The question is whether those laws are constitutional. Does Congress have the power to tell the president that he cannot terminate inept or insubordinate employees? The answer, I believe, is self-evident. A determined president could replace the civil-service system on his own, by executive order. The move would doubtless be challenged in court, but it would likely be upheld, especially if the new framework advances legitimate goals, honors principles of neutral hiring and is designed to foster a culture of excellence.
An executive order may be tempting for its simplicity; however, the experience that President Trump had over his immigration executive order suggests that it may not be the most effective. The legal process would take a long time, and there is no guarantee of success.

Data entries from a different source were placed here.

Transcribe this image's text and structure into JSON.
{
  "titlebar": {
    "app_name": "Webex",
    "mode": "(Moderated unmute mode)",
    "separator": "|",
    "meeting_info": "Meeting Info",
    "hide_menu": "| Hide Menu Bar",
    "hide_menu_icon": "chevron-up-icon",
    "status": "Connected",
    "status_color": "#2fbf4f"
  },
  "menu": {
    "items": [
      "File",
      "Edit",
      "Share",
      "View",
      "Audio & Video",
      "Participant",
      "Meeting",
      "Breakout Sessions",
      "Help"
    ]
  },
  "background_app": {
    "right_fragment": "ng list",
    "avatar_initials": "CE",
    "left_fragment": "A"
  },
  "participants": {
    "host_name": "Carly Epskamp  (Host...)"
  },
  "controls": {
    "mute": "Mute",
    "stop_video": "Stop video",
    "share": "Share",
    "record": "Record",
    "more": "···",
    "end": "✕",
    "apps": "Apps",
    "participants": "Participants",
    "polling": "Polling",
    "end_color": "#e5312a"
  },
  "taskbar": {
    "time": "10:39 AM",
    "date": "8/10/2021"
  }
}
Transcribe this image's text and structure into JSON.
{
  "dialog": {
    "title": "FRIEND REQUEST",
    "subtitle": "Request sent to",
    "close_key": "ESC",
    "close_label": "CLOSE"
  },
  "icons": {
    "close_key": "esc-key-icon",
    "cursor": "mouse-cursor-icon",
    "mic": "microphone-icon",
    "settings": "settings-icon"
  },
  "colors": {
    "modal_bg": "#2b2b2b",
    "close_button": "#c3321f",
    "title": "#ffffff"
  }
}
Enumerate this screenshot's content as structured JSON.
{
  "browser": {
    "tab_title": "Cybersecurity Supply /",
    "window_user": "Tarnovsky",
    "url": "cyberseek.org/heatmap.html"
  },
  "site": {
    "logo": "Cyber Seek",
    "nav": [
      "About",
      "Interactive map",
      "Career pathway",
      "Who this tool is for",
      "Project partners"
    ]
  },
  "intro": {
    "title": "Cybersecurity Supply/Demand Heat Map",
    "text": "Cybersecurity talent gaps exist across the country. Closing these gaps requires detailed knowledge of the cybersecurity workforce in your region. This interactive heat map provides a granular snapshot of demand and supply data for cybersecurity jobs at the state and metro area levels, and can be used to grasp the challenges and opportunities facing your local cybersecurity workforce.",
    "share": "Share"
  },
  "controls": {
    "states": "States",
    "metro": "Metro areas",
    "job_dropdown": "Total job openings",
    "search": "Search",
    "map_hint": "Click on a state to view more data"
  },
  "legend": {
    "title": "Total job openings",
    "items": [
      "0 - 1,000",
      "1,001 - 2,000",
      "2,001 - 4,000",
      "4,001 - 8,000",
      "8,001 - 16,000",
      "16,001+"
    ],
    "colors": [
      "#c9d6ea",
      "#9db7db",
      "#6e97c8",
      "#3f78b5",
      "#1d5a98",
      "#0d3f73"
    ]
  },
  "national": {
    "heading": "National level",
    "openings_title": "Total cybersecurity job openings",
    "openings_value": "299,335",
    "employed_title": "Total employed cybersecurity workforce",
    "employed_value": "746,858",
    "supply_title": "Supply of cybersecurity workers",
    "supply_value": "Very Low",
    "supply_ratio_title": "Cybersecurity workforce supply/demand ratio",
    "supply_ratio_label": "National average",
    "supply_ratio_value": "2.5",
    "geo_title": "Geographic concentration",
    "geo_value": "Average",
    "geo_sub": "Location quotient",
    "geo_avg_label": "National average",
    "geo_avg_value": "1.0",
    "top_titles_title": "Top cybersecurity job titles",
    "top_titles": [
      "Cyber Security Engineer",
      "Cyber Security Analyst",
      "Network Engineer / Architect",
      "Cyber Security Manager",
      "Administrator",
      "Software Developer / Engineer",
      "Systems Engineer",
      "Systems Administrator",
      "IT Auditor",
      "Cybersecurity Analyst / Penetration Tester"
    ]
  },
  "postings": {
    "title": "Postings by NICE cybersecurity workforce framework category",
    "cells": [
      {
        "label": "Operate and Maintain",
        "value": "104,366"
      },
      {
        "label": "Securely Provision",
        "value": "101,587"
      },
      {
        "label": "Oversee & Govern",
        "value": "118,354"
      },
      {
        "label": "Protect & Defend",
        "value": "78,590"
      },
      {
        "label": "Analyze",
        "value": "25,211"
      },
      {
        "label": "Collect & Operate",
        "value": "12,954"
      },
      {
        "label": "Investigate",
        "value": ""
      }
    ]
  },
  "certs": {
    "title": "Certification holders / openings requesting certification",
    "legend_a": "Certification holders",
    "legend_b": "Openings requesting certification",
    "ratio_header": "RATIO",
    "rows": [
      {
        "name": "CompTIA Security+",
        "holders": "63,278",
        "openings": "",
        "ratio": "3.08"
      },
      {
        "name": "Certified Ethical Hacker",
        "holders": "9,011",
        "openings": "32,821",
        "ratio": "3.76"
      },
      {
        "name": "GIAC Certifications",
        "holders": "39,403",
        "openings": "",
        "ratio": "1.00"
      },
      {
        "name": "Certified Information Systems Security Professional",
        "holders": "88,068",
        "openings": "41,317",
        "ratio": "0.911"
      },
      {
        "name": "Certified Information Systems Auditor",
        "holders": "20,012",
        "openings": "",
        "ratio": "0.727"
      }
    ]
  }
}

The better strategy, I believe is to rally the American people to insist on dramatic, deep reform of the federal civil service. Citizen activists and interested groups can be aroused and coordinated to build powerful grassroots pressure for “an honest, effective, accountable civil service.” The reforms can either be passed in 2018 or it will become a major referendum issue in the 2018 elections and lead to the defeat of antireform, procorruption, prowaste House and Senate members.
Trump should be a champion of civil service reform in the broadest sense, but he should not allow the effort to become known as the “Trump plan.” Instead, he should work with congressional leaders to hold a series of hearings, debates, and public events highlighting the issue so that it is the American people insisting on reform, not the president. Rallying the American people should not be too difficult for President Trump, especially in this case.